Jonesboro curfew remains to deter looters after tornado, protect against COVID-19 spread

by George Jared ([email protected]) 1,872 views 

Jonesboro is likely to remain under curfew until further notice the city announced Wednesday (April 1). A curfew has been in place since an EF-3 tornado ransancked the city’s commercial district on Saturday. The curfew will start at 10 p.m. And will end at 6 a.m., Jonesboro Mayor Harold Perrin said. It helps to stop potential looters and it aids in stopping the spread of COVID-19.

Perrin stressed the need for people to stay away from each other and noted that several city employees have had to be sent home due to fever.

“There was a moment when we had to deal with the clear and present threat created by the tornado,” Perrin said. “But there is no excuse for ignoring the need for social distancing. We are screening every employee in every department to try to prevent the spread of coronavirus in this city. We have sent home employees who were running a fever. It made me realize that sometimes when you’re working, you can have a fever and not even realize it. So it’s important to run a thermometer over everyone who enters your door.”

Gov. Asa Hutchinson said outdoor recreation is still good, so long as it’s done while distancing. He closed state parks to overnight campers, and Jonesboro is following the governor’s lead with a similar policy at Craighead Forest Park.

“We will not allow any new campers, but current campers will be allowed to remain,” Parks Director Danny Kapales said.

Perrin reiterated that even though parks have been closed, trails will remain open only as long as residents can display responsible distancing while using them.

“I will not stop repeating that we must be keeping proper distances,” Perrin said. “I do it. I expect city employees to do it. And I expect our citizenry to do it. We are dealing with the after-effects of the tornado. But we are not out of the woods yet on this emergency.”

Arkansas Contractors Licensing Board executives were in damaged neighborhoods Wednesday, telling homeowners how to find licensed crews for cleanup and rebuilding.

Police Chief Rick Elliott said opportunists who might take advantage of tornado victims have been run out of town.

“We saw no unauthorized vendors working in the neighborhoods today, and it’s made residents feel safe,” Elliott said. “Workers have been vetted, and when people see the licensed local companies, it gives them some confidence.”

Elliott also said most streets are reopened.

“We’re down to AT&T and Suddenlink doing some last operations, and the intersection of Race and Caraway is going to require some time,” Elliott said. “But most streets are clear.”

JPD has been running 12-hour shifts but will return to regular eight-hour shifts Thursday morning. Elliott also said the Mall at Turtle Creek command post will close.

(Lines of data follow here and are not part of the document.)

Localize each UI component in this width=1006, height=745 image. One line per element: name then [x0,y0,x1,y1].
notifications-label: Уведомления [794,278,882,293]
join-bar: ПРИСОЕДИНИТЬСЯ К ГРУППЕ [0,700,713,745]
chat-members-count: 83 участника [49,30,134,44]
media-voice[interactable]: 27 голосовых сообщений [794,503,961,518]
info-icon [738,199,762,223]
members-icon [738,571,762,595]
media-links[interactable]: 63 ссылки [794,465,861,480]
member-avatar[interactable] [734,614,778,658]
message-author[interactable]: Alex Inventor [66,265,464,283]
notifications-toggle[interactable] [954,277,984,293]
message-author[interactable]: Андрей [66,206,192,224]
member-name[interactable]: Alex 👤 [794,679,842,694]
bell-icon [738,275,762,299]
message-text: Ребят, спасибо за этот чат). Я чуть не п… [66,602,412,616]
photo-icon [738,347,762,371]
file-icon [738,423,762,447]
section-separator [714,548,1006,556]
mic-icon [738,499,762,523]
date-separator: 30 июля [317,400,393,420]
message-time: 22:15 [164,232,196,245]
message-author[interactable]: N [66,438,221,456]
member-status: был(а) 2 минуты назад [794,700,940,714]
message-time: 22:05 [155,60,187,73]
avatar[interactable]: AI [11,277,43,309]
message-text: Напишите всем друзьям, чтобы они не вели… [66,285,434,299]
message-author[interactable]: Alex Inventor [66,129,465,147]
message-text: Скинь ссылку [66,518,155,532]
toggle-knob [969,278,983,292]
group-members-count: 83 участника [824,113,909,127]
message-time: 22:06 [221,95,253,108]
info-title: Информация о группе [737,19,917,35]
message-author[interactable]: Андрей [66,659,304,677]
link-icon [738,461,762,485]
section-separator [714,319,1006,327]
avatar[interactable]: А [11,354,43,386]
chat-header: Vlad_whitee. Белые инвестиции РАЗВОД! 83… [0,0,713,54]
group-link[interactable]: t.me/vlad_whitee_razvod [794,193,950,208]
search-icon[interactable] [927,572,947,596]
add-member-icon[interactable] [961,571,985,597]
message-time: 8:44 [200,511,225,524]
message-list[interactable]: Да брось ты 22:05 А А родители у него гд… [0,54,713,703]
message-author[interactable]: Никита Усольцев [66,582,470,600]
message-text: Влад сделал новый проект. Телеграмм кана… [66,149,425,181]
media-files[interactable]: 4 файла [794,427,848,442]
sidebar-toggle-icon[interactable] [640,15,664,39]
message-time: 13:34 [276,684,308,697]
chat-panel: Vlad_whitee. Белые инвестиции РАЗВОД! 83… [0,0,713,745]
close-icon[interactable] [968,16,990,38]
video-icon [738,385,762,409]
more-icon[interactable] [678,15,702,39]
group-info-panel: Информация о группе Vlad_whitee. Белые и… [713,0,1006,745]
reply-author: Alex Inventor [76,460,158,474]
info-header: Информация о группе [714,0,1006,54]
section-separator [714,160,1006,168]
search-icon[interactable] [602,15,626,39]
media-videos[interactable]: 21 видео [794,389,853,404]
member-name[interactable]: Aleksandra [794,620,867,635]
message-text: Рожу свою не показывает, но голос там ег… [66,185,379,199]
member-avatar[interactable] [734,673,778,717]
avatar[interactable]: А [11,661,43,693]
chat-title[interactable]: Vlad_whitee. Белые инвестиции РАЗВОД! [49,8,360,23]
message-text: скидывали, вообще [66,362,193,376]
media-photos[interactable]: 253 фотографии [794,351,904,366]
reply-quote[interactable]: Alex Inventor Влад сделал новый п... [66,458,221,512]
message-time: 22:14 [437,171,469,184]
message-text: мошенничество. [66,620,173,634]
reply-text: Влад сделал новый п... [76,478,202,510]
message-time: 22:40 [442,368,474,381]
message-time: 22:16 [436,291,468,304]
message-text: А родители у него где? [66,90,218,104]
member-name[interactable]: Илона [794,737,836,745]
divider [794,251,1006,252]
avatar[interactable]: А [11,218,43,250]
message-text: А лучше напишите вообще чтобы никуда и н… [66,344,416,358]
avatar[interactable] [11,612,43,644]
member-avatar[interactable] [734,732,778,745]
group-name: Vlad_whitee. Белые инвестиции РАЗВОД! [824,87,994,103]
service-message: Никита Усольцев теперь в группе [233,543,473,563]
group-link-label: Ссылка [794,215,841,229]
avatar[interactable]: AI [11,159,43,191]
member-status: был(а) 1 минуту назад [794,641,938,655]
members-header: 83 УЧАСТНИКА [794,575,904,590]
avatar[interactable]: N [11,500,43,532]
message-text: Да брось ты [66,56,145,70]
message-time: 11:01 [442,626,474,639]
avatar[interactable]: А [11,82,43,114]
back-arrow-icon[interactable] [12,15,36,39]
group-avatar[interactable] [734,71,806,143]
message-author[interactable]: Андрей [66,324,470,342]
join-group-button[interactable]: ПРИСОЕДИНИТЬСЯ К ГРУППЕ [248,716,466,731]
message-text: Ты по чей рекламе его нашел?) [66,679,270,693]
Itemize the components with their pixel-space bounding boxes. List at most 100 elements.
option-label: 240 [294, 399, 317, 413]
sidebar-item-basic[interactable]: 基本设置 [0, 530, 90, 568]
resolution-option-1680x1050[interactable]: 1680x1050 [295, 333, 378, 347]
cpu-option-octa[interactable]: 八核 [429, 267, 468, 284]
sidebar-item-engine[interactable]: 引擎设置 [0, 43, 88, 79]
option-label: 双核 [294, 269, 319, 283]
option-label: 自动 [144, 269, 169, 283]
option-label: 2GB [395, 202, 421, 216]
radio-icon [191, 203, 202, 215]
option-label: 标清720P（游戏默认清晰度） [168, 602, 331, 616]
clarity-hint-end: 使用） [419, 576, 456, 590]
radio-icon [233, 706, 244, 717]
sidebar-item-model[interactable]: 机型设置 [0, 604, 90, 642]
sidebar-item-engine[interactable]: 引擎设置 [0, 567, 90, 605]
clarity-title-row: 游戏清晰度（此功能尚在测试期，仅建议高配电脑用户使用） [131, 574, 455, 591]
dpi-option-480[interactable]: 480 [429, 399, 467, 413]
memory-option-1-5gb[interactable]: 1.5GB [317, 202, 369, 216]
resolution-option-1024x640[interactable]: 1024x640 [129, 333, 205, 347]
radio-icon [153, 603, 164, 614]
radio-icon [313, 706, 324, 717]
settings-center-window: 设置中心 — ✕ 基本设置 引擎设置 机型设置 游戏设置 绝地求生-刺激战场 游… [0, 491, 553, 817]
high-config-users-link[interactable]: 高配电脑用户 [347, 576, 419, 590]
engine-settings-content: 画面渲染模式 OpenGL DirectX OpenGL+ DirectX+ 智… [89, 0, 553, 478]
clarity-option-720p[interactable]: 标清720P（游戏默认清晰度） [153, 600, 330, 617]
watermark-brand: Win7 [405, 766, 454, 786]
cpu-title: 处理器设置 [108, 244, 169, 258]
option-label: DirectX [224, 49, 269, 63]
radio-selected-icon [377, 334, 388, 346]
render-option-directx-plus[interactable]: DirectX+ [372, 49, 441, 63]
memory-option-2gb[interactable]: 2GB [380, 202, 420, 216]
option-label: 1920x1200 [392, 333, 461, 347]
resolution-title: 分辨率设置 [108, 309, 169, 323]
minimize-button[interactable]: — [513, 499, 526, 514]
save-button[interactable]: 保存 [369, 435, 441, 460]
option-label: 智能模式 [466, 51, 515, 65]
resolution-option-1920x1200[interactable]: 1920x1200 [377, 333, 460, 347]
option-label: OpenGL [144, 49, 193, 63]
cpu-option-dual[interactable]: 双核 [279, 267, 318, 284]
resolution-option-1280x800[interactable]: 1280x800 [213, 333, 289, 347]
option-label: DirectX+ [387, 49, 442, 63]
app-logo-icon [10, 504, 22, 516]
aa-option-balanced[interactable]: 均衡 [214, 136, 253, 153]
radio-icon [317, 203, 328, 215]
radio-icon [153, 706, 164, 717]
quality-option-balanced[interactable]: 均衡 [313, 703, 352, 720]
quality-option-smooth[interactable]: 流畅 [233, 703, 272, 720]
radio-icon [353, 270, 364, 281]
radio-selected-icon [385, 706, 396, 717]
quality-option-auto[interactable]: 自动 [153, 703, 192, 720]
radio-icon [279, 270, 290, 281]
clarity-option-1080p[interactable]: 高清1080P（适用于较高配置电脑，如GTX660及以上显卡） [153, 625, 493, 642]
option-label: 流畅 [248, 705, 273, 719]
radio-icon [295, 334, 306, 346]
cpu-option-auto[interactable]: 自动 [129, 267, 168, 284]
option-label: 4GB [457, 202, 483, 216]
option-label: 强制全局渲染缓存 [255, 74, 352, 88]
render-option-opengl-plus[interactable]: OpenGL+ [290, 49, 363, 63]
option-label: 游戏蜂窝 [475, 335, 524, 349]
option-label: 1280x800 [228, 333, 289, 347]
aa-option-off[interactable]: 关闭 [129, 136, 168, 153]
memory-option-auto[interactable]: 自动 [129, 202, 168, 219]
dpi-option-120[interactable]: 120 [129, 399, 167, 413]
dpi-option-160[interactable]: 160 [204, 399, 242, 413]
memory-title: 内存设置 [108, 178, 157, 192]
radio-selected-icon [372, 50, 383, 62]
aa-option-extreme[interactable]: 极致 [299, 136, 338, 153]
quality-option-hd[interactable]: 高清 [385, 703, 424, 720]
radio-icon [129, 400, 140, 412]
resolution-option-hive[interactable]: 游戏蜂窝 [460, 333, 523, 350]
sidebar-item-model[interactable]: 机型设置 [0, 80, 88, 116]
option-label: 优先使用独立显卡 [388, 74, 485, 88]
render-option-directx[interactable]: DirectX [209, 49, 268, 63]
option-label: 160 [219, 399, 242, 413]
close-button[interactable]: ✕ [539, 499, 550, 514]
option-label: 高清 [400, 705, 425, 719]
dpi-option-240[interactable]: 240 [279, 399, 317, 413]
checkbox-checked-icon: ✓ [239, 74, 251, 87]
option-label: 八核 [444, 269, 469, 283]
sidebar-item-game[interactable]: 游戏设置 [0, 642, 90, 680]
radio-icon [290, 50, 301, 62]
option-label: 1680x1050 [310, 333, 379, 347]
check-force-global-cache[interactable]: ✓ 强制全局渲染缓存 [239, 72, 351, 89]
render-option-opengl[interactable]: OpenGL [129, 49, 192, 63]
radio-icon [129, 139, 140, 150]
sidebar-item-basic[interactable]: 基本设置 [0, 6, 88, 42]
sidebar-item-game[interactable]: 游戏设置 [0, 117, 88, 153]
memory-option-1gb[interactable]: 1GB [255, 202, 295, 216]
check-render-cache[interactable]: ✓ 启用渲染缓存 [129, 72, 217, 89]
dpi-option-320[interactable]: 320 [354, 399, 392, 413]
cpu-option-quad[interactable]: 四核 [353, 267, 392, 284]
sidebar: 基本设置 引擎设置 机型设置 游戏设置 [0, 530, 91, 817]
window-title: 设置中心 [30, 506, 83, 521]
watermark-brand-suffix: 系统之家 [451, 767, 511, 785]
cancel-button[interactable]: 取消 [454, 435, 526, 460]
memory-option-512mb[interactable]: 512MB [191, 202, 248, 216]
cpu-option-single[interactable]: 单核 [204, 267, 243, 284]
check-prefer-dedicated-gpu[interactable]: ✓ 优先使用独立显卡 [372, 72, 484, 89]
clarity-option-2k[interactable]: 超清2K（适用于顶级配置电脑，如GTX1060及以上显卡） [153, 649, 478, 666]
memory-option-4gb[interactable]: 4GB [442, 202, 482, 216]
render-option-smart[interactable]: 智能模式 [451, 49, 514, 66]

“A chain-link fence will be placed around the mall property, and mall security is in place to guard against trespassers or looters,” he said.

Arkansas State University will not hold its spring commencement celebration, but ASU Chancellor Kelly Damphousse said that seniors that complete their course work will receive diplomas. Those who want to walk for graduation will be allowed to do so at the end of the summer, he added.

Lyon College announced that its in-person commencement ceremony will at a minimum be postponed and it may hold a virtual ceremony instead. Students will be reimbursed part of their spring semester room and board, Lyon President W. Joseph King said.

“Many of you have reached out to my office as well as other offices on campus in regard to refunds of room and board charges. I assure you Lyon College will refund a prorated amount for students’ room and board. After the Business Office clears unpaid account balances, students will be refunded the remaining prorated balance on April 17. The business office will contact students in the coming days with more information,” King said.

Perrin said though tough times remain, he looks forward to the day lives can be lived as usual.

“There is a light at the end of this,” he said. “It’s just a courage check, and we are resilient, sincere, loving people. So I have no doubt we will get through this and look back with pride in how we handled it.”